A French farmer holds a stop road sign in front of tractors blocking trucks that transport food products from foreign countries at the French German border in Strasbourg.

AFP/Strasbourg

French farmers furious over falling food prices stopped as many as 400 lorries bringing produce from Germany for several hours yesterday, as a similar protest took place near the Spanish frontier.
The farmers later lifted the blockade near the German border after winning a meeting with France’s agriculture minister but swore to remain on alert “as we wait for results”.
“From now until the end of August, things will be happening,” warned Franck Sander, local head of the FNSEA farming union, hinting that protests could be directed at large retail outlets.
The farmers had set up checkpoints on six roads between Germany and France late on Sunday night with around 1,000 people and tractors.
Sander said that the aim was to turn back lorries he said were “transporting products that are distorting competition for us”.
“For example, we made a lorry carrying Babybel (cheese) turn back. Consumers think this is French but the cheese comes from Slovakia,” he said.
Protesters also turned back several lorries laden with fruit and vegetables on their way from Germany.
Other farmers have carried out similar actions stopping produce getting into France from Spain.
Around 100 farmers ransacked dozens of trucks from Spain on a highway in the southwestern Haute-Garonne region, threatening to unload any meat or fruit bound for the French market.
They used around 10 tractors to block the motorway not far from the Spanish border, causing traffic jams that stretched up to 4km, Guillaume Darrouy, secretary general of the Young Farmers of Haute-Garonne, told AFP.
The action came after a week that saw farmers block cities, roads and tourist sites across France in protest at falling food prices, which they blame on foreign competition, as well as supermarkets and distributors.
Farmers have dumped manure in cities, blocked access roads and motorways and hindered tourists from reaching Mont St-Michel in northern France, one of the country’s most visited sites.
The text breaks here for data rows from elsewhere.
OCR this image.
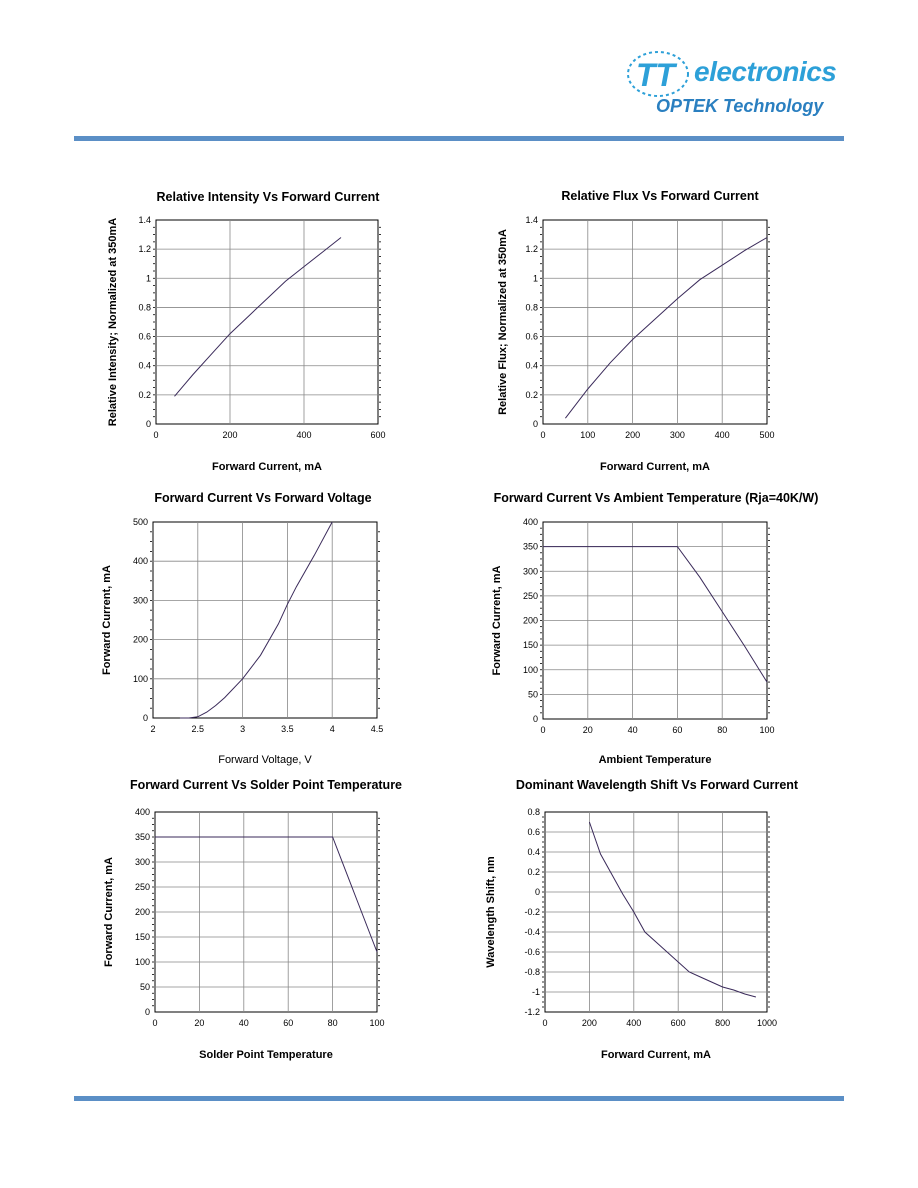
TT electronics
OPTEK Technology
0	200	400	600
0
0.2
0.4
0.6
0.8
1
1.2
1.4
Relative Intensity Vs Forward Current
Forward Current, mA
Relative Intensity; Normalized at 350mA
0	100	200	300	400	500
0
0.2
0.4
0.6
0.8
1
1.2
1.4
Relative Flux Vs Forward Current
Forward Current, mA
Relative Flux; Normalized at 350mA
2	2.5	3	3.5	4	4.5
0
100
200
300
400
500
Forward Current Vs Forward Voltage
Forward Voltage, V
Forward Current, mA
0	20	40	60	80	100
0
50
100
150
200
250
300
350
400
Forward Current Vs Ambient Temperature (Rja=40K/W)
Ambient Temperature
Forward Current, mA
0	20	40	60	80	100
0
50
100
150
200
250
300
350
400
Forward Current Vs Solder Point Temperature
Solder Point Temperature
Forward Current, mA
0	200	400	600	800	1000
-1.2
-1
-0.8
-0.6
-0.4
-0.2
0
0.2
0.4
0.6
0.8
Dominant Wavelength Shift Vs Forward Current
Forward Current, mA
Wavelength Shift, nm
Wary of France’s powerful agricultural lobby, the government on Wednesday unveiled an emergency package worth €600mn ($660mn) in tax relief and loan guarantees, but the aid has done little to stop the unrest.
“The measures announced by the government ... none of them deal with the distortion of competition” with farmers from other countries, said Sander, adding that French farmers face higher labour costs and quality standards.
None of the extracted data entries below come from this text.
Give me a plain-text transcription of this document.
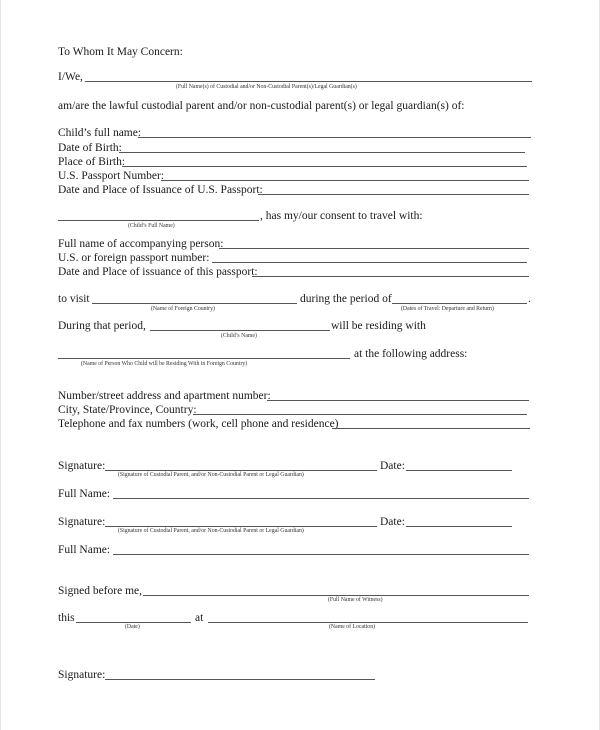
To Whom It May Concern:
I/We,
(Full Name(s) of Custodial and/or Non-Custodial Parent(s)/Legal Guardian(s)
am/are the lawful custodial parent and/or non-custodial parent(s) or legal guardian(s) of:
Child’s full name:
Date of Birth:
Place of Birth:
U.S. Passport Number:
Date and Place of Issuance of U.S. Passport:
, has my/our consent to travel with:
(Child’s Full Name)
Full name of accompanying person:
U.S. or foreign passport number:
Date and Place of issuance of this passport:
to visit
(Name of Foreign Country)
during the period of	.
(Dates of Travel: Departure and Return)
During that period,
(Child’s Name)
will be residing with
(Name of Person Who Child will be Residing With in Foreign Country)
at the following address:
Number/street address and apartment number:
City, State/Province, Country:
Telephone and fax numbers (work, cell phone and residence)
Signature:
(Signature of Custodial Parent, and/or Non-Custodial Parent or Legal Guardian)
Date:
Full Name:
Signature:
(Signature of Custodial Parent, and/or Non-Custodial Parent or Legal Guardian)
Date:
Full Name:
Signed before me,
(Full Name of Witness)
this
(Date)
at
(Name of Location)
Signature:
A combination of factors, including changing dietary habits, slowing Chinese demand and a Russian embargo on Western products over Ukraine, has pushed down prices for staples like beef, pork and milk.
Paris has estimated that around 10% of farms in France – approximately 22,000 operations – are on the brink of bankruptcy with a combined debt of €1.0bn.
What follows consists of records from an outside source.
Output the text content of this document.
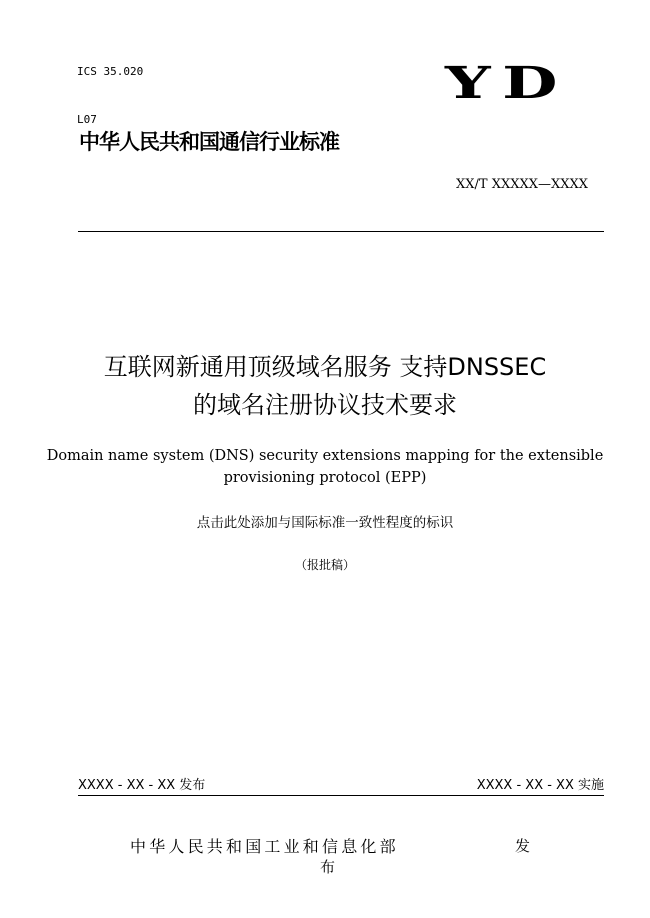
ICS 35.020

L07

YD
中华人民共和国通信行业标准
XX/T XXXXX—XXXX
互联网新通用顶级域名服务 支持DNSSEC
的域名注册协议技术要求
Domain name system (DNS) security extensions mapping for the extensible
provisioning protocol (EPP)
点击此处添加与国际标准一致性程度的标识
（报批稿）
XXXX - XX - XX 发布	XXXX - XX - XX 实施
中华人民共和国工业和信息化部	发
布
Speaking early yesterday morning, President Francois Hollande threw his weight behind the farmers, saying: “They should know that, protests or no protests, we are by their side.”
But the protests have already sparked anger in neighbouring Germany.
An association representing the German milk industry (MIV) said that it had sent a letter to the European Union protesting over the blockades and special measures announced by French authorities.
The head of the MIV association, Eckard Heuser, said that certain proposals made on Friday by French Agriculture Minister Stephane Le Foll were “unacceptable” and a “de facto boycott of German goods”.
Le Foll had announced that milk prices would be set at a minimum of €0.34 ($0.38) per litre to “favour French production”.
Heuser said: “While we understand farmers’ anger over too-low producer prices, measures that hinder competition cannot be the answer. It’s up to the European Commission to see if they will open an investigation.”